Short answer: Nope, don’t eat snow. Contrary to popular dad joke, it’s not only the yellow stuff you have to worry about.
Last winter, a team of Canadian (surprise) scientists determined that snow in urban areas can absorb toxic and carcinogenic pollutants from vehicle exhaust. The McGill University researchers discovered even the clean-looking “white stuff” can absorb significant amounts of airborn pollutants after only an hour.
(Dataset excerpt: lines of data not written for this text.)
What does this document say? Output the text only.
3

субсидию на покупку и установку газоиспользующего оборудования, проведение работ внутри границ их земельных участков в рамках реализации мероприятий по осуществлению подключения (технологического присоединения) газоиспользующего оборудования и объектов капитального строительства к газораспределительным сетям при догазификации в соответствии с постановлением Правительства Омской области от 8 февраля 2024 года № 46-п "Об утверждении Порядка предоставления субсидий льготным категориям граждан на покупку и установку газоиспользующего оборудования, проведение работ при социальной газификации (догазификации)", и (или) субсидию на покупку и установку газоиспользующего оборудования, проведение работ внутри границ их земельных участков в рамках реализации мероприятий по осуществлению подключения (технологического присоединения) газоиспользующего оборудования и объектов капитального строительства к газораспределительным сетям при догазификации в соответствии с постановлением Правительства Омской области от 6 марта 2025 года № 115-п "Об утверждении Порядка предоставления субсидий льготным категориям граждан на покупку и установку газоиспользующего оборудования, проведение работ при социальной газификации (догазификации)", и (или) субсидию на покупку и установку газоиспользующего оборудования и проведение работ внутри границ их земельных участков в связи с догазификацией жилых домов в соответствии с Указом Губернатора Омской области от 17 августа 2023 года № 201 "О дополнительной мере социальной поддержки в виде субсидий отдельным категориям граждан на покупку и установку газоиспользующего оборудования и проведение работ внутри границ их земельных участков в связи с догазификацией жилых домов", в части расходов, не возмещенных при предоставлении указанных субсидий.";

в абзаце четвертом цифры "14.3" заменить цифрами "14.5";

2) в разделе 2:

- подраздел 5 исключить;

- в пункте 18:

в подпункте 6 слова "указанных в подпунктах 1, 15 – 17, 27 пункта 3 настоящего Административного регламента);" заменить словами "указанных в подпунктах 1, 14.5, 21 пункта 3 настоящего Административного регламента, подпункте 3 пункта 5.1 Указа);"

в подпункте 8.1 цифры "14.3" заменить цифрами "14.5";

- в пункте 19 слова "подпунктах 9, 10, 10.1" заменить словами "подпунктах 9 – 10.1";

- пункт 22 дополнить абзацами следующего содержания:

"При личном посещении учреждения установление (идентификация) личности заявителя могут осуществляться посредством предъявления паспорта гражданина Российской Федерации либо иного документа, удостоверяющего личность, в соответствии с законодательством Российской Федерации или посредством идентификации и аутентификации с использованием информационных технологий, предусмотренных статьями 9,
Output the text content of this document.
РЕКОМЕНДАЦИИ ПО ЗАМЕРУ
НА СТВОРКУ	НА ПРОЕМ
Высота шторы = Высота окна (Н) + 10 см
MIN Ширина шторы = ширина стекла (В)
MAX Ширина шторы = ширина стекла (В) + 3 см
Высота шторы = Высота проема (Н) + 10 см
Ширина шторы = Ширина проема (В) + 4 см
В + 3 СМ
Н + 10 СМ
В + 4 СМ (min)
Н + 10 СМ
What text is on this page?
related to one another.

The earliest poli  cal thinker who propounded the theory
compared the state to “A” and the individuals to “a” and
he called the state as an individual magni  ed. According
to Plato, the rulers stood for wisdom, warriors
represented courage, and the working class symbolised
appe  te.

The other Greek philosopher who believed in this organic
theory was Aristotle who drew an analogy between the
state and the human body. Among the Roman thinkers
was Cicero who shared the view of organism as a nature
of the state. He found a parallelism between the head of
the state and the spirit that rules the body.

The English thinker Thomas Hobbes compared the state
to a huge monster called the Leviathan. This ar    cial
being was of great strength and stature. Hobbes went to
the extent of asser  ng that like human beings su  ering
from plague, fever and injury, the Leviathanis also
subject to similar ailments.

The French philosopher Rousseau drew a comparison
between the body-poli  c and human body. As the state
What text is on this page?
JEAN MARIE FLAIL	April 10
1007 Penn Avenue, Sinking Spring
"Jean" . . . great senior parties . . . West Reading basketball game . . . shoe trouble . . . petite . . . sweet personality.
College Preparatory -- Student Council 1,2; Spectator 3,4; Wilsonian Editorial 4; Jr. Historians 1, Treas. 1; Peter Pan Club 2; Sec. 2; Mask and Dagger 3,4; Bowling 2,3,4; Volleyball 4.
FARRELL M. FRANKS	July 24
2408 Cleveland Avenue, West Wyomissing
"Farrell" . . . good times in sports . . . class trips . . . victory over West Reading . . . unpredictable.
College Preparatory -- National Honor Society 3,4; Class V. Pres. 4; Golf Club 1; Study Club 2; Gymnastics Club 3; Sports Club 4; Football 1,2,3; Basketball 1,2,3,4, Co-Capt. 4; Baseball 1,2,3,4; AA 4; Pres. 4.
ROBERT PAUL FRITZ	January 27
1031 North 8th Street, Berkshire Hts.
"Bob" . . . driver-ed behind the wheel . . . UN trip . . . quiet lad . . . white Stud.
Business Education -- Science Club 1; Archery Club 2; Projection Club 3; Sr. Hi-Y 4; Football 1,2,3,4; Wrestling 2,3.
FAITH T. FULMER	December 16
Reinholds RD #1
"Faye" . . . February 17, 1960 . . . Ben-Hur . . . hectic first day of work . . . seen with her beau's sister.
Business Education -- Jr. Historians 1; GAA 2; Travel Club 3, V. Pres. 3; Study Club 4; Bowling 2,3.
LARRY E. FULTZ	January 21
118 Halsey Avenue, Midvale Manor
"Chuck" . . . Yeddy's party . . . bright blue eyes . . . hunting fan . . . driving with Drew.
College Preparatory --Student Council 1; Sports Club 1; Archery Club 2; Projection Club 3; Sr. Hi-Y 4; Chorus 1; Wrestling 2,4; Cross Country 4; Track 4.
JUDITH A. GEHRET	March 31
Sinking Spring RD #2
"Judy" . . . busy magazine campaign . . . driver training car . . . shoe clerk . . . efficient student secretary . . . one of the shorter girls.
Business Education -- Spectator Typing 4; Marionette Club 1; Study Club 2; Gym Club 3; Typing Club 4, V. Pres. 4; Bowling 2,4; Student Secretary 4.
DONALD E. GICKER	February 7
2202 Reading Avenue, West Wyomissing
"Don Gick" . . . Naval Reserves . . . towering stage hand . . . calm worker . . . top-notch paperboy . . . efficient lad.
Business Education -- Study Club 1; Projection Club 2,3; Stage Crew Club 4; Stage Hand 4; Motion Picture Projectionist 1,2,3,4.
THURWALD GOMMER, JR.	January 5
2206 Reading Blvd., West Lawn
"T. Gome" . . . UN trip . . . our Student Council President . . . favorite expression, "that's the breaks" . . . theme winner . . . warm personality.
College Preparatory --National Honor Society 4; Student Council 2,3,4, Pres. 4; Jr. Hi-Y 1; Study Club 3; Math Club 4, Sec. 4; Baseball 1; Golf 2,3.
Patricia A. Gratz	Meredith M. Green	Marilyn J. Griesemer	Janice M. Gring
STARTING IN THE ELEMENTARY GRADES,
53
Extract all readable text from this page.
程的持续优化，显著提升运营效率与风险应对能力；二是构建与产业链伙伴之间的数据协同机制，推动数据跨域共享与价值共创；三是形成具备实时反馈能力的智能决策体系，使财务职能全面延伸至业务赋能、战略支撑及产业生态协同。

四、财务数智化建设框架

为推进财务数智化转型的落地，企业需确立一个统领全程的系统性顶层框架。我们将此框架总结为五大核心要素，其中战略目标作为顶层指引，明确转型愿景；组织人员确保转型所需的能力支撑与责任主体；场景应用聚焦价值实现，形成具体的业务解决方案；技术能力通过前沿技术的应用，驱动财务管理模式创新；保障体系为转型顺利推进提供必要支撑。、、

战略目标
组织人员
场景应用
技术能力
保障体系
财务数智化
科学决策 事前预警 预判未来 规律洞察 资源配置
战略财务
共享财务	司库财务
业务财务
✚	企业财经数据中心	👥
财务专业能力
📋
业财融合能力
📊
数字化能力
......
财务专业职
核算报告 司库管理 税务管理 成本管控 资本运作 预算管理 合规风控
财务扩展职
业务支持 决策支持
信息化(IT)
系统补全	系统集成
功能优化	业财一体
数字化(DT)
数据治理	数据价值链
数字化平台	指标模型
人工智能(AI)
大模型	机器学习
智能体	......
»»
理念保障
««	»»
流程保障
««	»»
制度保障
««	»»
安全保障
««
The scientists ran an experiment, putting snow and exhaust fumes in a cold, sealed chamber to see how they interacted. They found that in only an hour, the snow had removed significant amounts of pollutant particles–such as benzene, toluene, ethylbenzene and xylenes–from the air. Dr. Parisa Ariya, a professor of chemistry and atmospheric sciences at McGill who led the research, says the interaction of pollutants and freezing temperatures could even cause the release of new compounds. (You can peruse their findings in depth here.)
“As a mother who is an atmospheric physical chemist, I definitely do not suggest my young kids to eat snow in urban areas in general,” Ariya told the Huffington Post. That being said, she noted, “I do not wish to be alarmist.”
Unsurprisingly, the contents of exhaust fumes can augment your cancer risk. In their paper the researchers noted that urban exposure to vehicle fumes (think: what you breathe walking around Washington) can drive up to 70 percent of “excess lifetime cancer incidences.”
While we wouldn’t recommend augmenting that exposure by snacking on old carcinogen-packed snow, based on this research, eating the very freshly fallen flakes might be fine. That’s good news, because snow-bourbon cocktails are a thing.